KATUTURA


samedi, octobre 04, 2003
 
Le 4 octobre 2003

C'était en 1982 à Rome. On m'avait demandé de venir faire service d'interprète lors d'un Congrès franciscain international, huit jours durant.
Il y eut, c'était dans l'ordre des choses, une visite au Vatican.

Il y eut un pèlerinage à Assise, en car. On roulait à travers cette nature magnifique sans pouvoir vraiment la contempler. Il fallait arriver à Assise en temps voulu. Là les centaines de franciscains, franciscaines,
s'éparpillèrent de tous le côtés, pour revenir à tel lieu à telle heure pour le retour à Rome.

J'ai donc marché dans ces ruelles d'Assise, je suis entrée dans un sanctuaire ou l'autre,
m'efforçant d'y humer l'esprit du poverello. En vain. Je n'ai pas acheté de bibelots franciscains,
je me suis offert un capucino qui a presque fait voler mon cœur en éclat. J'ai cherché les petites gens,
les petits artisans… De toutes les théories "franciscaines" élaborées au Congrès, je ne sentais aucune racine
en ces lieux, aucun souffle. Rien. Sinon la fatigue. Et je fus soulagée quand le car repartit pour Rome.
De mes compagnons de route, hommes et femmes, montait un "babillage" satisfait dans une demi douzaine de langages. Comme un "ruminement" satisfait après un bon repas. Moi pas. Pourquoi? Je ne sais pas.

Quelques années plus tard, j'ai demandé et obtenu de mes supérieures, de faire mon pèlerinage, en solo,
en train et en bus, au pays de François. Pas à Assise, mais à La Verna cette fois, et au Mont Penna,
là où Il Poverello avait cherché un sens à son état de vie, comme je le faisais moi-même à l'époque.
On m'avait accordé huit jours là-haut. Des églises, des constructions, des fortifications, des couvents accessibles et inaccessibles, des magasins de reliques "authentiques", des images saintes, des chapelets bénis par le pape,
tant d'autres curiosités semi artistiques.
En plus, des rangées de cars aux plaques allemandes, hollandaises, anglaises, françaises, déversaient des pèlerins cherchant, l'espace de quelques heures, un sens à leur vie, comme moi, peut-être! Dans la foulée de cette foule mouvante, je cherchais l'esprit de Il Poverello. En vain.

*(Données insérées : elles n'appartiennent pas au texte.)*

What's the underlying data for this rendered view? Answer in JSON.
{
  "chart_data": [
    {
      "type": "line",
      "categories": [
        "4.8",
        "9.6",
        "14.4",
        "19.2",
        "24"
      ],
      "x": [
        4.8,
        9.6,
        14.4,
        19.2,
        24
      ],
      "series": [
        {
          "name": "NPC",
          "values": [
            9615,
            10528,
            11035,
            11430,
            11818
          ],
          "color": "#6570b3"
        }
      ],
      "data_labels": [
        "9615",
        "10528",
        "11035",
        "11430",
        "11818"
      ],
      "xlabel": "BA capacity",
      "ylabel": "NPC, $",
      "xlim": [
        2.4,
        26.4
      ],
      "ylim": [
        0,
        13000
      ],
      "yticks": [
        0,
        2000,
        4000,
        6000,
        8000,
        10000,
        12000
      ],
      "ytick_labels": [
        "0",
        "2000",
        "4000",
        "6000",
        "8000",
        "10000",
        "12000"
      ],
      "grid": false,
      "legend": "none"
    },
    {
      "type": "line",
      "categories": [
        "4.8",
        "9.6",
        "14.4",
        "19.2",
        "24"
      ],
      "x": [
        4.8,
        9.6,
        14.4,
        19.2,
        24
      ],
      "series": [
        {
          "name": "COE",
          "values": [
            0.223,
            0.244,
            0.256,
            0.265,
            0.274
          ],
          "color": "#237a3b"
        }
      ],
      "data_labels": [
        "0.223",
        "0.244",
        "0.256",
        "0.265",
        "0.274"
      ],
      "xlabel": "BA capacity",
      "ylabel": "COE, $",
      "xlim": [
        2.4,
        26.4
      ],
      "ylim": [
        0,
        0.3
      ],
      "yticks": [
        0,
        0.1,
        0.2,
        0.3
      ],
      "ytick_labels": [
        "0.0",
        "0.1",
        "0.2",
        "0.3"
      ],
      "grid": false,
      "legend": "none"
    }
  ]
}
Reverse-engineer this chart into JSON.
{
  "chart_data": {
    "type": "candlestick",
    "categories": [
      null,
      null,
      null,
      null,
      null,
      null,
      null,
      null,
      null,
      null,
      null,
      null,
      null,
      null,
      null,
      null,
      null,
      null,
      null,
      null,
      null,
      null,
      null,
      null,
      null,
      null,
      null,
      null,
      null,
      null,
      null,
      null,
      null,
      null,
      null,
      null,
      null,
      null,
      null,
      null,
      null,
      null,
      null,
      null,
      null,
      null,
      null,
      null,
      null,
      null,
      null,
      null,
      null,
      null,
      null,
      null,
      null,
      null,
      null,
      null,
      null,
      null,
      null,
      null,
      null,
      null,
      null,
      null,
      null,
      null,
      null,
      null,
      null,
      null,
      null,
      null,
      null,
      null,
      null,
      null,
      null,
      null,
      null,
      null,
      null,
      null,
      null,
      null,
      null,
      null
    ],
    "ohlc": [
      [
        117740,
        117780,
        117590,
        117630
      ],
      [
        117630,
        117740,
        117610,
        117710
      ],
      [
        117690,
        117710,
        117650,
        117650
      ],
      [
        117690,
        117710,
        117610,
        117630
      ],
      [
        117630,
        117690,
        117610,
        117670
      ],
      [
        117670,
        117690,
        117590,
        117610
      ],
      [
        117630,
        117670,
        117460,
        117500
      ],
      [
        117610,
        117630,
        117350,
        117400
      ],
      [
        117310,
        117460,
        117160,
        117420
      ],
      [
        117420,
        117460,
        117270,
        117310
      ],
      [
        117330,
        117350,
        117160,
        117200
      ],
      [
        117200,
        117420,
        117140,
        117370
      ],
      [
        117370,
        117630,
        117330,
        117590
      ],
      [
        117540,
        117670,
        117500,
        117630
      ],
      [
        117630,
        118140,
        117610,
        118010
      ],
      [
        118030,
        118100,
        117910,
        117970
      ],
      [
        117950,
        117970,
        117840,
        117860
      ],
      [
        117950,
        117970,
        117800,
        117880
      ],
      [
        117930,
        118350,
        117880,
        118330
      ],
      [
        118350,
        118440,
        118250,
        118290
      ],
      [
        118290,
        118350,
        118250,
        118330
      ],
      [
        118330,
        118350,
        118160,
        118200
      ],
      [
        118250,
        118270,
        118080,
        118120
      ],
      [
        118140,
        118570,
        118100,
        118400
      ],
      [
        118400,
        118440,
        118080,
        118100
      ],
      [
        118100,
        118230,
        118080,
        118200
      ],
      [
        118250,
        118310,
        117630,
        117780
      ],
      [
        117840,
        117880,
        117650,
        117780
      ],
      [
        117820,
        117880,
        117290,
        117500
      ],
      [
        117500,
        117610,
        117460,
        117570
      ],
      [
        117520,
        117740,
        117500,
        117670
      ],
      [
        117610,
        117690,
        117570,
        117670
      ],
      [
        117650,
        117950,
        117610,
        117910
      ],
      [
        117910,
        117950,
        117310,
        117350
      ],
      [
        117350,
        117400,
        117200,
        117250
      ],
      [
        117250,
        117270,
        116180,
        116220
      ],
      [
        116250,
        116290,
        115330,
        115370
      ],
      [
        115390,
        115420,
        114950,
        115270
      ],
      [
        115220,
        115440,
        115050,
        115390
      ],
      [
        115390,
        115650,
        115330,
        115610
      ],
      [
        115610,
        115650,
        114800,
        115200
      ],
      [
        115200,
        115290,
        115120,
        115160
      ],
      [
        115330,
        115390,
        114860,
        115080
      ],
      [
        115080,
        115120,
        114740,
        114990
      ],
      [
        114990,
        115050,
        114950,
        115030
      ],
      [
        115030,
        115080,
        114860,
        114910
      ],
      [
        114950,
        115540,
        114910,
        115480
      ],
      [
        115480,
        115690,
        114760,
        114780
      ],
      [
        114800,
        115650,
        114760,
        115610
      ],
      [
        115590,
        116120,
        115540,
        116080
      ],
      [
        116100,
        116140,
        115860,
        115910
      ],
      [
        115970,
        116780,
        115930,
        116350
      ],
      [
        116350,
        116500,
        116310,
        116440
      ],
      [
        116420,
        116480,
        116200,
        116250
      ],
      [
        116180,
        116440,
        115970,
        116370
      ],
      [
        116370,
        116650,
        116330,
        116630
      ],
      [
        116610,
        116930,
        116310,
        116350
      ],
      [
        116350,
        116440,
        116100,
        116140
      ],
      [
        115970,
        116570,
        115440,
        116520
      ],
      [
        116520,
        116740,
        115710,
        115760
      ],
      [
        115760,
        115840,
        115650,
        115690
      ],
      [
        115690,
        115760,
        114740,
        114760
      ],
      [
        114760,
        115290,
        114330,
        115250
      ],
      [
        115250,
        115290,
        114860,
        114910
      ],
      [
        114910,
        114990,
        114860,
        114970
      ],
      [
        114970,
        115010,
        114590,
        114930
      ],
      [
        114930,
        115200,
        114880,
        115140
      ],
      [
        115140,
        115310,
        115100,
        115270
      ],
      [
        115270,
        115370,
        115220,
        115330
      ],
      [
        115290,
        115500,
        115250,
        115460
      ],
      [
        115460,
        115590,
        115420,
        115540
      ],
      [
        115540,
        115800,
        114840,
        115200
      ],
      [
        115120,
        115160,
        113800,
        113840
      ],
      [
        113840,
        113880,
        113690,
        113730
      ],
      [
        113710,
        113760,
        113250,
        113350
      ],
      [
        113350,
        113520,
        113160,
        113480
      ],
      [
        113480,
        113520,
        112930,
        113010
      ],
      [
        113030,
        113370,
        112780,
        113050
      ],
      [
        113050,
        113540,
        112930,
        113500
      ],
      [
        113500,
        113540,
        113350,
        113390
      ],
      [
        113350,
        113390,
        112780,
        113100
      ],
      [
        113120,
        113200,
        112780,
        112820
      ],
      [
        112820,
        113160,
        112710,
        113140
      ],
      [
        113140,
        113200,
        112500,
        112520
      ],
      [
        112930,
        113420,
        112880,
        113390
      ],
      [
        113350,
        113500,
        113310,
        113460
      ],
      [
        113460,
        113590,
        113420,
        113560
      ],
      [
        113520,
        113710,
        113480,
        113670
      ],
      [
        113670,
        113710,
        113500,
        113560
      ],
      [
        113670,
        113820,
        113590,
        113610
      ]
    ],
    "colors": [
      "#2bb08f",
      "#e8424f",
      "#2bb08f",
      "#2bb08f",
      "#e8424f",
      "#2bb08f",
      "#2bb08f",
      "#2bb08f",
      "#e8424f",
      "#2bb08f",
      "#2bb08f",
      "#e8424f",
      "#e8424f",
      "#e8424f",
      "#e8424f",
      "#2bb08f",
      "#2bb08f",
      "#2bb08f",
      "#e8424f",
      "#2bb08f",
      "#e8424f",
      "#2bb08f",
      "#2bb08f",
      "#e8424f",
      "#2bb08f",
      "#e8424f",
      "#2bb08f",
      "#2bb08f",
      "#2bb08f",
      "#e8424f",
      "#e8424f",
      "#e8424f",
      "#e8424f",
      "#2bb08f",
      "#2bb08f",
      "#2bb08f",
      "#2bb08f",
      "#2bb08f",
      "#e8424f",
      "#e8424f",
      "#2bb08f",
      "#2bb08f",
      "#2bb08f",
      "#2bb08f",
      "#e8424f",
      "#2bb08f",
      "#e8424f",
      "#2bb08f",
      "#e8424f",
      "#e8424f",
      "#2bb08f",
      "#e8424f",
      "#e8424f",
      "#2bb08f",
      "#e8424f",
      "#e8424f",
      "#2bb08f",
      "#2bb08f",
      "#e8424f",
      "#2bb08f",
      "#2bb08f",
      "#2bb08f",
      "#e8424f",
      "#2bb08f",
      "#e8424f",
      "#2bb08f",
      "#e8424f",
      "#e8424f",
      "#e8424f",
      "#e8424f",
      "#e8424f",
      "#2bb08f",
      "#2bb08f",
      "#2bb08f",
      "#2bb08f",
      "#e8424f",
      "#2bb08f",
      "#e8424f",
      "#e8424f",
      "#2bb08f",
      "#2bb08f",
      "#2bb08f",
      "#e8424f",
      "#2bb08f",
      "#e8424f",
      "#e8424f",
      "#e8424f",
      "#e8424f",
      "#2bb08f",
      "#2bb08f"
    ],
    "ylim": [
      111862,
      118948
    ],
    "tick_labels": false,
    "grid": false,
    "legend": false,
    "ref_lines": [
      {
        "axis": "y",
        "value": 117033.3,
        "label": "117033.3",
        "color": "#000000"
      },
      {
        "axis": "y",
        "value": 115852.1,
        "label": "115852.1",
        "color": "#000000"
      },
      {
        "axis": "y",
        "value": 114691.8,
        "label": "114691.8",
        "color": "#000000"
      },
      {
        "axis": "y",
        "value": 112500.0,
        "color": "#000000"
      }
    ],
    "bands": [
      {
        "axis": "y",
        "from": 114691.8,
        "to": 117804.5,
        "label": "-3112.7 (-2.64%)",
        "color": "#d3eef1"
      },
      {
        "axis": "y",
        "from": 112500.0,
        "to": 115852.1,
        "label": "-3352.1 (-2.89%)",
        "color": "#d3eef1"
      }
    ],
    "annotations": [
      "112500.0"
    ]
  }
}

Je m'en suis retournée vers Florence, dans la voiture bancale d'une jeune fille qui, elle aussi, était venue en solo… chercher l'esprit du Poverello. Nous sommes tombées en panne quatre fois. Nous avons partagé nos pensées, et
c'est là, au bord du chemin, attendant de l'aide (qui toujours vint) que se révélait l'esprit enjoué de François. Nous sommes enfin arrivées en gare de Florence; des mendiants et des mendiantes nous tendaient la main;
nous n'avions rien à donner qu'un regard d'amitié "qui ne remplit pas le ventre", mais peut-être réchauffe le cœur. Tricheurs ou pas, ces mendiants de gare, en eux, j'ai rencontré le regard et la main du mendiant François, alias celle de Yeschouah, son maître adoré…

Comme l'écrit uniquement bien Gilbert Salem dans "Le Puzzle amoureux" (page 118 et suivantes) "C'est lui, l'Italien au ventre ceint par le cordon des miséreux, qui a fait houhou dans la cheminée". "Cela ne me fit pas peur, cela me rendit souriant dans la douleur". Encore: "François d'Assise m'enseigne que cela (la découverte de sens du chagrin) peut aussi se faire dans une espèce de gaieté diffuse, accompagnée du trille du merle, du hurlement du loup…" et j'ajoute "des truites qui volent dans les vaguelettes du Doubs et des oiseaux qui nagent, ivres de liberté, dans le ciel du Jura, au cœur des gens de tous les jours, chômeurs ou ouvriers stressés d'heures supplémentaires, dans les malades au regard qui vient de là où ils vont: la source de Vie… dans ces regards d'amis qui vous accueillent et vous permettent de verser quelques larmes sans honte!". Là je cherche et trouve, souvent, l'esprit du Poverello un peu fou… comme tous ceux qui aiment.